As a novelist myself, this view of the short story cannot be further from my experience of writing. The short story is not a seedling novel, any more than a poem is a novel embryo. Short stories require immense discipline to write, the restricted palate and size constraints of the short story provoke a different style of thinking to that required for the novel. The novel is an expansive genre one which can contain multiple plot lines and many characters. Novels are also more likely to be character driven as the expanded space allows for significant development of the character rather than the short stories epiphany. Thus on the surface the two forms would appear to have little in common.
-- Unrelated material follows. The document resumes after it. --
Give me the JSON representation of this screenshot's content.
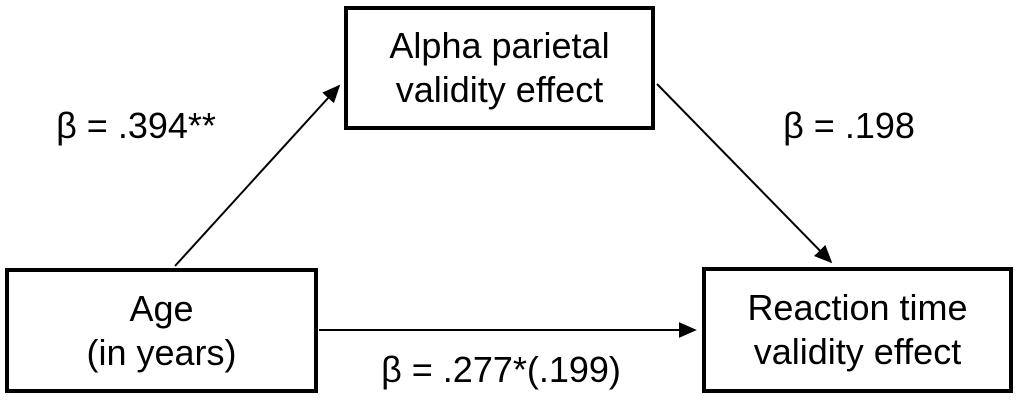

However, as Gerald Prince discusses in his attempt to define the short story, the short story “must be “literary”; offered for “display”; intended or taken to be beautiful, pleasing, aesthetically affecting.” (Prince 1993) The vagueness of this definition can easily be also applied to the literary novel, another genre of writing without a solid definition, unlike its sisters, crime writing, historical fiction, romance fiction etc. As literary fiction is the genre in which I am writing, the problems of definition are mine also. What is a literary work? When in either long or short form, this is a difficult question to answer. For me as a novelist it means that I classify my work as a Histographic Metafiction, after the postmodernist definition advanced by Linda Hutcheon, a process which denies closure, and disrupts ideas of grand narrative and certainty. (Clark, 1993) The contemporary short story interested in the disruption of identity, of the limits of language and the possibility of existing outside language and signification, outside the ‘I’ is a challenge to the society as a whole and an example of extreme individualisation where every marker of selfhood is thrown off. This is a difficult idea to sustain for a novelist, though writers like Beckett, Kafka and Calvino have managed to write works along such themes. The novelist with their expanded canvas is less likely to engage with this close disruption of identity, rather as I choose to do, the novelist will look to disrupt dominant social narratives, as Jeanette Winterson does in her novel, Boating for Beginners or more seriously in Jessica Anderson’s The Commandant.
From a purely structural point of view, all narrative fiction uses the same or similar devices and techniques to tell the story. What interests me, is the looseness of the definitions and how I can exploit this looseness to my own end, aiming to produce work that is, beautiful, aesthetically pleasing and also disruptive.
Anderson, J, 2012, The Commandant, 1st edn, Text, Melbourne.
Bryson, M, 2009, Short story theory, The New Can Lit, viewed 4th June 2014, http://thenewcanlit.blogspot.com.au/2009/08/short-story-theory.html
Clark, M.M, 1993, After epiphany: American stories in the postmodern age – The Short Story: Theory and practice, Style, Vol. 27 Issue 3.
Prince, G, 1993, the long and the short of it – The short story theory and practice, Style, Vol. 27 Issue 3.
Winterson, J, 1999, Boating for Beginners, 29th edn, Vintage, London.